Redação Publicado em 31/03/2026, às 08h49
Acreditando em uma traição que, segundo as investigações policiais, nunca chegou a acontecer, um sargento decidiu premeditar e executar um ataque brutal contra a própria família. Agora, a Justiça bateu o martelo e definiu que Samir do Nascimento Rodrigues Carvalho vai sentar no banco dos réus. Ele enfrentará um júri popular por ter assassinado a esposa, Amanda Fernandes Carvalho, e por tentar tirar a vida da própria filha, uma menina de apenas 10 anos.

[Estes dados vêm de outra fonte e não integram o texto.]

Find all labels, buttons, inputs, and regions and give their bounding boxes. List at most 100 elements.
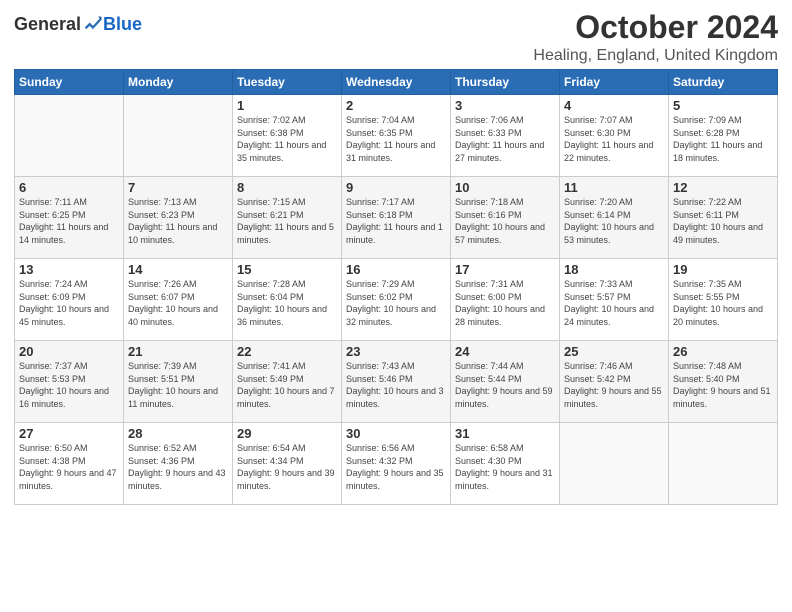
calendar-cell: 31Sunrise: 6:58 AM Sunset: 4:30 PM Dayli…: [451, 423, 560, 505]
day-info: Sunrise: 6:56 AM Sunset: 4:32 PM Dayligh…: [346, 442, 446, 492]
calendar-week-row-5: 27Sunrise: 6:50 AM Sunset: 4:38 PM Dayli…: [15, 423, 778, 505]
calendar-cell: 10Sunrise: 7:18 AM Sunset: 6:16 PM Dayli…: [451, 177, 560, 259]
day-info: Sunrise: 7:44 AM Sunset: 5:44 PM Dayligh…: [455, 360, 555, 410]
day-number: 12: [673, 180, 773, 195]
calendar-week-row-3: 13Sunrise: 7:24 AM Sunset: 6:09 PM Dayli…: [15, 259, 778, 341]
day-info: Sunrise: 7:17 AM Sunset: 6:18 PM Dayligh…: [346, 196, 446, 246]
day-info: Sunrise: 7:48 AM Sunset: 5:40 PM Dayligh…: [673, 360, 773, 410]
col-thursday: Thursday: [451, 70, 560, 95]
day-info: Sunrise: 6:52 AM Sunset: 4:36 PM Dayligh…: [128, 442, 228, 492]
day-info: Sunrise: 7:43 AM Sunset: 5:46 PM Dayligh…: [346, 360, 446, 410]
calendar-cell: 17Sunrise: 7:31 AM Sunset: 6:00 PM Dayli…: [451, 259, 560, 341]
day-info: Sunrise: 7:35 AM Sunset: 5:55 PM Dayligh…: [673, 278, 773, 328]
day-info: Sunrise: 7:18 AM Sunset: 6:16 PM Dayligh…: [455, 196, 555, 246]
calendar-cell: 20Sunrise: 7:37 AM Sunset: 5:53 PM Dayli…: [15, 341, 124, 423]
day-number: 7: [128, 180, 228, 195]
day-number: 11: [564, 180, 664, 195]
day-number: 2: [346, 98, 446, 113]
main-container: General Blue October 2024 Healing, Engla…: [0, 0, 792, 515]
calendar-cell: [560, 423, 669, 505]
col-saturday: Saturday: [669, 70, 778, 95]
day-info: Sunrise: 7:29 AM Sunset: 6:02 PM Dayligh…: [346, 278, 446, 328]
calendar-cell: 15Sunrise: 7:28 AM Sunset: 6:04 PM Dayli…: [233, 259, 342, 341]
location-title: Healing, England, United Kingdom: [533, 47, 778, 65]
day-info: Sunrise: 7:28 AM Sunset: 6:04 PM Dayligh…: [237, 278, 337, 328]
calendar-header-row: Sunday Monday Tuesday Wednesday Thursday…: [15, 70, 778, 95]
day-number: 3: [455, 98, 555, 113]
calendar-cell: 28Sunrise: 6:52 AM Sunset: 4:36 PM Dayli…: [124, 423, 233, 505]
day-info: Sunrise: 7:04 AM Sunset: 6:35 PM Dayligh…: [346, 114, 446, 164]
calendar-table: Sunday Monday Tuesday Wednesday Thursday…: [14, 69, 778, 505]
day-info: Sunrise: 7:37 AM Sunset: 5:53 PM Dayligh…: [19, 360, 119, 410]
day-number: 9: [346, 180, 446, 195]
day-info: Sunrise: 7:07 AM Sunset: 6:30 PM Dayligh…: [564, 114, 664, 164]
day-number: 22: [237, 344, 337, 359]
day-number: 25: [564, 344, 664, 359]
calendar-cell: 3Sunrise: 7:06 AM Sunset: 6:33 PM Daylig…: [451, 95, 560, 177]
month-title: October 2024: [533, 10, 778, 45]
day-number: 1: [237, 98, 337, 113]
day-number: 10: [455, 180, 555, 195]
calendar-cell: 23Sunrise: 7:43 AM Sunset: 5:46 PM Dayli…: [342, 341, 451, 423]
calendar-cell: 7Sunrise: 7:13 AM Sunset: 6:23 PM Daylig…: [124, 177, 233, 259]
calendar-cell: 13Sunrise: 7:24 AM Sunset: 6:09 PM Dayli…: [15, 259, 124, 341]
calendar-cell: 27Sunrise: 6:50 AM Sunset: 4:38 PM Dayli…: [15, 423, 124, 505]
day-number: 27: [19, 426, 119, 441]
calendar-cell: [124, 95, 233, 177]
day-info: Sunrise: 7:33 AM Sunset: 5:57 PM Dayligh…: [564, 278, 664, 328]
calendar-cell: 22Sunrise: 7:41 AM Sunset: 5:49 PM Dayli…: [233, 341, 342, 423]
day-number: 24: [455, 344, 555, 359]
day-number: 19: [673, 262, 773, 277]
day-number: 30: [346, 426, 446, 441]
col-wednesday: Wednesday: [342, 70, 451, 95]
calendar-cell: [15, 95, 124, 177]
calendar-cell: 1Sunrise: 7:02 AM Sunset: 6:38 PM Daylig…: [233, 95, 342, 177]
day-number: 14: [128, 262, 228, 277]
calendar-cell: 19Sunrise: 7:35 AM Sunset: 5:55 PM Dayli…: [669, 259, 778, 341]
day-info: Sunrise: 7:31 AM Sunset: 6:00 PM Dayligh…: [455, 278, 555, 328]
day-number: 31: [455, 426, 555, 441]
day-number: 28: [128, 426, 228, 441]
day-info: Sunrise: 7:46 AM Sunset: 5:42 PM Dayligh…: [564, 360, 664, 410]
day-info: Sunrise: 7:26 AM Sunset: 6:07 PM Dayligh…: [128, 278, 228, 328]
day-info: Sunrise: 6:58 AM Sunset: 4:30 PM Dayligh…: [455, 442, 555, 492]
calendar-cell: 21Sunrise: 7:39 AM Sunset: 5:51 PM Dayli…: [124, 341, 233, 423]
calendar-cell: 2Sunrise: 7:04 AM Sunset: 6:35 PM Daylig…: [342, 95, 451, 177]
col-tuesday: Tuesday: [233, 70, 342, 95]
col-friday: Friday: [560, 70, 669, 95]
calendar-cell: 11Sunrise: 7:20 AM Sunset: 6:14 PM Dayli…: [560, 177, 669, 259]
day-number: 6: [19, 180, 119, 195]
calendar-cell: 14Sunrise: 7:26 AM Sunset: 6:07 PM Dayli…: [124, 259, 233, 341]
calendar-cell: 30Sunrise: 6:56 AM Sunset: 4:32 PM Dayli…: [342, 423, 451, 505]
day-info: Sunrise: 6:50 AM Sunset: 4:38 PM Dayligh…: [19, 442, 119, 492]
calendar-cell: 6Sunrise: 7:11 AM Sunset: 6:25 PM Daylig…: [15, 177, 124, 259]
day-info: Sunrise: 7:24 AM Sunset: 6:09 PM Dayligh…: [19, 278, 119, 328]
day-info: Sunrise: 6:54 AM Sunset: 4:34 PM Dayligh…: [237, 442, 337, 492]
day-number: 20: [19, 344, 119, 359]
day-number: 4: [564, 98, 664, 113]
calendar-week-row-4: 20Sunrise: 7:37 AM Sunset: 5:53 PM Dayli…: [15, 341, 778, 423]
day-number: 29: [237, 426, 337, 441]
day-number: 5: [673, 98, 773, 113]
day-number: 17: [455, 262, 555, 277]
header: General Blue October 2024 Healing, Engla…: [14, 10, 778, 65]
calendar-week-row-1: 1Sunrise: 7:02 AM Sunset: 6:38 PM Daylig…: [15, 95, 778, 177]
calendar-cell: 25Sunrise: 7:46 AM Sunset: 5:42 PM Dayli…: [560, 341, 669, 423]
day-info: Sunrise: 7:11 AM Sunset: 6:25 PM Dayligh…: [19, 196, 119, 246]
day-info: Sunrise: 7:09 AM Sunset: 6:28 PM Dayligh…: [673, 114, 773, 164]
col-monday: Monday: [124, 70, 233, 95]
calendar-cell: 16Sunrise: 7:29 AM Sunset: 6:02 PM Dayli…: [342, 259, 451, 341]
calendar-cell: 12Sunrise: 7:22 AM Sunset: 6:11 PM Dayli…: [669, 177, 778, 259]
calendar-cell: 24Sunrise: 7:44 AM Sunset: 5:44 PM Dayli…: [451, 341, 560, 423]
day-number: 21: [128, 344, 228, 359]
day-info: Sunrise: 7:41 AM Sunset: 5:49 PM Dayligh…: [237, 360, 337, 410]
title-area: October 2024 Healing, England, United Ki…: [533, 10, 778, 65]
logo: General Blue: [14, 14, 142, 35]
logo-general-text: General: [14, 14, 81, 35]
calendar-cell: 8Sunrise: 7:15 AM Sunset: 6:21 PM Daylig…: [233, 177, 342, 259]
calendar-week-row-2: 6Sunrise: 7:11 AM Sunset: 6:25 PM Daylig…: [15, 177, 778, 259]
calendar-cell: [669, 423, 778, 505]
calendar-cell: 9Sunrise: 7:17 AM Sunset: 6:18 PM Daylig…: [342, 177, 451, 259]
day-number: 15: [237, 262, 337, 277]
day-number: 18: [564, 262, 664, 277]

A tragédia que assustou os moradores de Santos ocorreu no dia 7 de maio do ano passado. Naquela data, o policial invadiu uma clínica médica localizada na Avenida Pinheiro Machado, no bairro Marapé, já carregando um revólver e um punhal. Sem dar qualquer chance de defesa, ele disparou três vezes contra Amanda e desferiu dezenas de facadas na companheira. A criança, que precisou assistir a toda essa cena terrível, também acabou atingida pelos tiros. Ela lutou pela vida e conseguiu sobreviver depois de passar quase uma semana internada no hospital.
Punição e indenização
Depois de ler com atenção todas as provas e os depoimentos reunidos durante a fase de inquérito, a juíza do caso entendeu que existem indícios mais do que suficientes para mandar o policial direto para o Tribunal do Júri. Embora o calendário do julgamento ainda não tenha uma data exata marcada, o Ministério Público foi bastante firme na sua denúncia. A promotoria exige que o agressor pegue, no mínimo, 70 anos de cadeia. Além do tempo atrás das grades, os promotores pedem que ele seja obrigado a pagar 100 mil reais de indenização para os herdeiros de Amanda e mais 50 mil reais exclusivos para a filha que sobreviveu ao massacre.
O atirador vai responder por homicídio qualificado e tentativa de homicídio, crimes que ganham um peso ainda maior por causa de vários detalhes cruéis apontados no processo. A Justiça levou em conta que o ataque foi feito sem dar margem para a vítima fugir, ocorreu na frente de uma menor de idade e se enquadra no cenário trágico de violência doméstica. Para a delegada que cuidou de toda a apuração, o fato de ele sair de casa equipado com duas armas letais é a prova definitiva de que tudo foi friamente planejado e não um mero surto de momento.

Salário cortado e prisão
Hoje, o acusado aguarda o andamento do processo trancado no Presídio Romão Gomes, uma cadeia que recebe exclusivamente policiais militares, na capital paulista. Logo após ser preso em flagrante no dia do crime, a corporação aplicou uma medida severa de afastamento. Samir perdeu o direito de receber seu salário e teve o tempo de serviço congelado.
Vale destacar que a atitude dos outros policiais que atenderam a ocorrência nos primeiros minutos da confusão também virou alvo de uma apuração interna para avaliar se houve algum erro de conduta ou omissão.